Northwest Indian College Creates Center for Health

Aug 15th, 2010 | By | Category: 22-1: Native Activism, Fall 2010, Tribal College News

In response to the persistent disparities in tribal representation in health research, health education, and health professionals, Northwest Indian College has established the Northwest Indian College Center for Health (NWICCH). The center will pursue multi-faceted educational responses to the long-standing health disparities in tribal communities.

Research at the center will focus on supporting health education and services; developing culturally relevant research, curriculum, and publications; and continued tribal “ownership” of Native research and data.

The foundation of NWICCH’s projects will rest in Community-Based Participatory Research, ensuring all research is rooted in the needs of the communities, engaging communities, and serving communities. The research projects will be conducted with consensus and collaboration of tribal communities. It will be further supported through additional partnerships with the Northwest Washington Indian Health Board and its member tribes.

The NWICCH successfully applied for funding through the Native American Research Center for Health (NARCH). The NARCH Initiative, currently in its seventh year, supports partnerships between tribes and tribally-based organizations and institutions to develop opportunities for conducting research, research training, and faculty development to meet the needs of tribal communities (www.ihs.gov).

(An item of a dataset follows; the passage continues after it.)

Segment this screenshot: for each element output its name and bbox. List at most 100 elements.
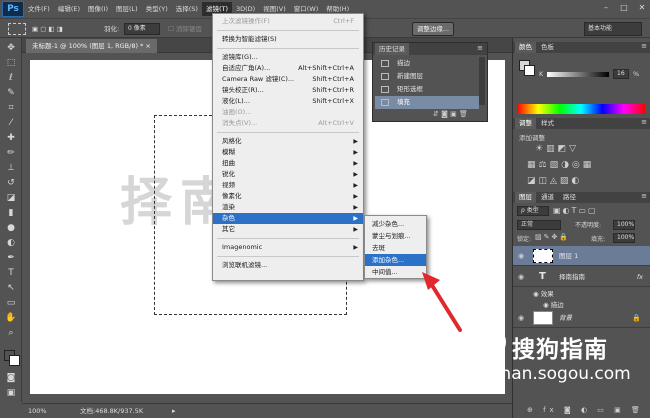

Northwest Indian College (NWIC) is located on the Lummi Reservation near Bellingham, WA, and serves the Northwest region. With the successful application to the NARCH, NWIC established partnerships with University of Washington’s Indigenous Wellness Research Institute, Alcohol and Drug Abuse Institute, and Center for Genomics and Health Care Equality, as well as Washington State University’s Native American Health Science Program and College of Nursing.

The NARCH grant begins to fund the administrative foundation of NWICCH with approximately $1 million in grant support over the next four years.

The NWICCH is facilitating the following research projects: “Tribal Colleges & Universities: Alcohol & Drug Problems and Solutions,” “Caring for Our Generations: Supporting Native Mothers & Families,” “Pathways to Sobriety,” and “Grow our own.”

NWICCH is also funded by the Indian Health Service, and the National Institute of General Medical Sciences and National Institute on Drug Abuse in the National Institute of Health. NWICCH staff is currently composed of Director Karyl Jefferson (Lummi), Project Director William Freeman, Project Coordinator Colleen Berg, and assistant Sandy Ludgate (Kiowa/Comanche/Caddo).